Under pressure from Republican state attorneys general, the agency that advises the U.S. Supreme Court and federal judges on scientific and technical matters has withdrawn the entire climate change content from a new judicial reference manual.
The Federal Judicial Center’s move leaves judges without formal help on how to weigh basic weather and climate change evidence, just as numerous climate-related cases are making their way through state and federal courts, including two on the U.S. Supreme Court’s docket this session.
The center was established as an educational institution and is headed by Chief Justice John Roberts. By law, it is responsible for overseeing court policy and investigating technical and scientific issues raised before the court. The Supreme Court’s press office did not respond to requests for comment.
On December 31, 2025, the Center released the first updated version in 15 years of a 1,682-page peer-reviewed guide called the Reference Manual on Scientific Evidence. The guide has more than 90 pages of definitions of climate terms, the state of scientific consensus on climate change, and the methods used to attribute certain weather phenomena to climate warming and its causes. This chapter acknowledges the uncertainties in some areas of climate science. This typically reflects the conclusions of the United Nations’ Intergovernmental Panel on Climate Change.

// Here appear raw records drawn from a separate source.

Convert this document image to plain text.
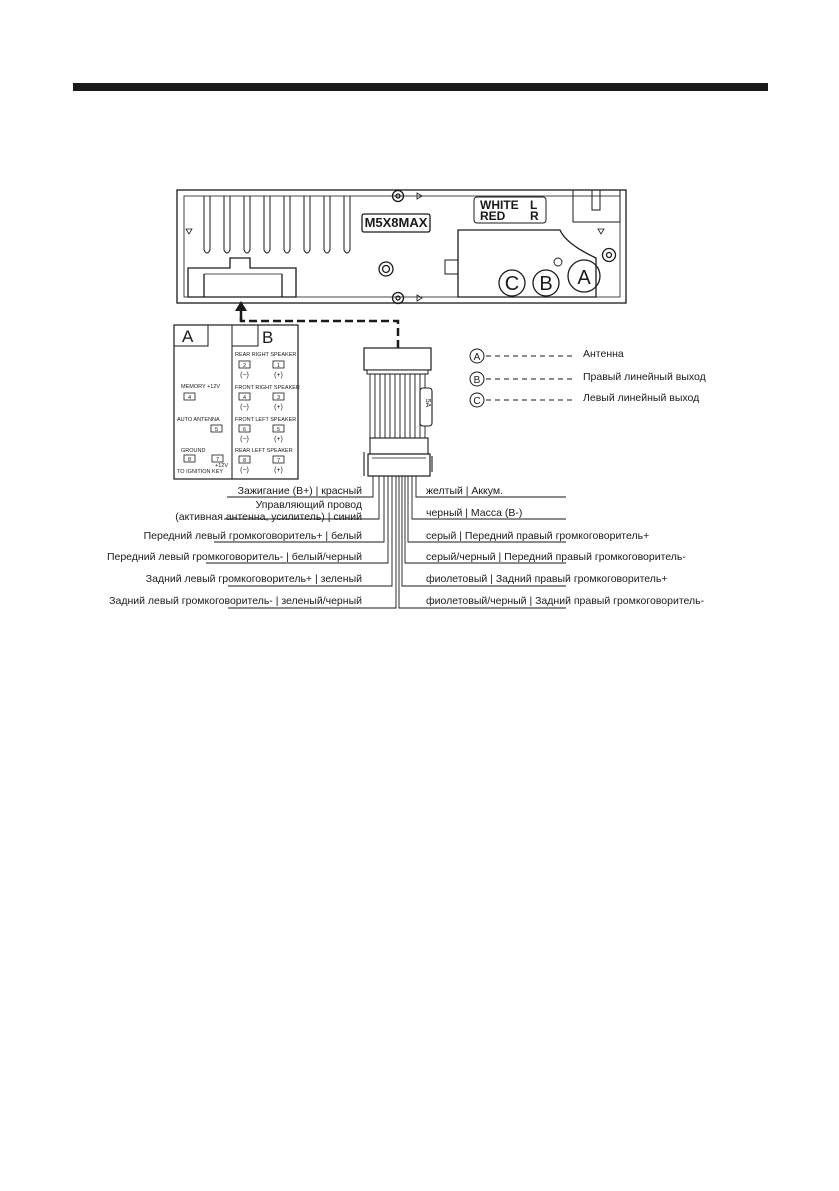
M5X8MAX
WHITE L
RED R
C B A
A	B
MEMORY +12V
4
AUTO ANTENNA
5
GROUND
8	7
+12V
TO IGNITION KEY
REAR RIGHT SPEAKER
2	1
(−)	(+)
FRONT RIGHT SPEAKER
4	3
(−)	(+)
FRONT LEFT SPEAKER
6	5
(−)	(+)
REAR LEFT SPEAKER
8	7
(−)	(+)
5A
Зажигание (B+) | красный
Управляющий провод
(активная антенна, усилитель) | синий
Передний левый громкоговоритель+ | белый
Передний левый громкоговоритель- | белый/черный
Задний левый громкоговоритель+ | зеленый
Задний левый громкоговоритель- | зеленый/черный
желтый | Аккум.
черный | Масса (B-)
серый | Передний правый громкоговоритель+
серый/черный | Передний правый громкоговоритель-
фиолетовый | Задний правый громкоговоритель+
фиолетовый/черный | Задний правый громкоговоритель-
A	Антенна
B	Правый линейный выход
C	Левый линейный выход
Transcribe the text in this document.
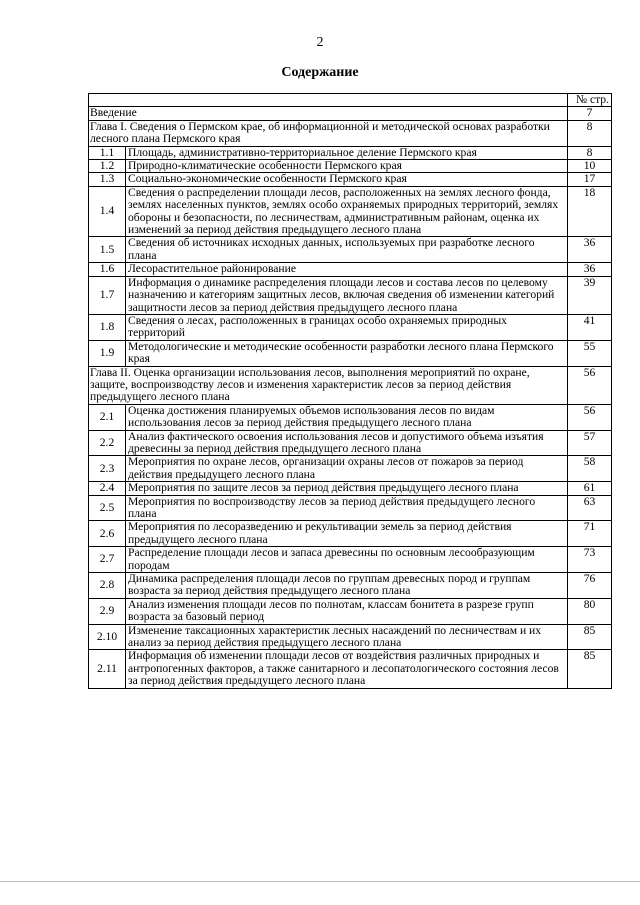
2
Содержание
		№ стр.
Введение		7
Глава I. Сведения о Пермском крае, об информационной и методической основах разработки лесного плана Пермского края		8
1.1	Площадь, административно-территориальное деление Пермского края	8
1.2	Природно-климатические особенности Пермского края	10
1.3	Социально-экономические особенности Пермского края	17
1.4	Сведения о распределении площади лесов, расположенных на землях лесного фонда, землях населенных пунктов, землях особо охраняемых природных территорий, землях обороны и безопасности, по лесничествам, административным районам, оценка их изменений за период действия предыдущего лесного плана	18
1.5	Сведения об источниках исходных данных, используемых при разработке лесного плана	36
1.6	Лесорастительное районирование	36
1.7	Информация о динамике распределения площади лесов и состава лесов по целевому назначению и категориям защитных лесов, включая сведения об изменении категорий защитности лесов за период действия предыдущего лесного плана	39
1.8	Сведения о лесах, расположенных в границах особо охраняемых природных территорий	41
1.9	Методологические и методические особенности разработки лесного плана Пермского края	55
Глава II. Оценка организации использования лесов, выполнения мероприятий по охране, защите, воспроизводству лесов и изменения характеристик лесов за период действия предыдущего лесного плана		56
2.1	Оценка достижения планируемых объемов использования лесов по видам использования лесов за период действия предыдущего лесного плана	56
2.2	Анализ фактического освоения использования лесов и допустимого объема изъятия древесины за период действия предыдущего лесного плана	57
2.3	Мероприятия по охране лесов, организации охраны лесов от пожаров за период действия предыдущего лесного плана	58
2.4	Мероприятия по защите лесов за период действия предыдущего лесного плана	61
2.5	Мероприятия по воспроизводству лесов за период действия предыдущего лесного плана	63
2.6	Мероприятия по лесоразведению и рекультивации земель за период действия предыдущего лесного плана	71
2.7	Распределение площади лесов и запаса древесины по основным лесообразующим породам	73
2.8	Динамика распределения площади лесов по группам древесных пород и группам возраста за период действия предыдущего лесного плана	76
2.9	Анализ изменения площади лесов по полнотам, классам бонитета в разрезе групп возраста за базовый период	80
2.10	Изменение таксационных характеристик лесных насаждений по лесничествам и их анализ за период действия предыдущего лесного плана	85
2.11	Информация об изменении площади лесов от воздействия различных природных и антропогенных факторов, а также санитарного и лесопатологического состояния лесов за период действия предыдущего лесного плана	85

Widely cited and trusted by law clerks and judges, the manual was developed in collaboration with the National Academies of Sciences, Engineering, and Medicine, and also includes chapters on artificial intelligence, DNA testing, and epidemiology, among other subjects. This book is considered one of the most important and reliable guides for judges working on technical content, mainly because it has been approved by the judicial branch itself.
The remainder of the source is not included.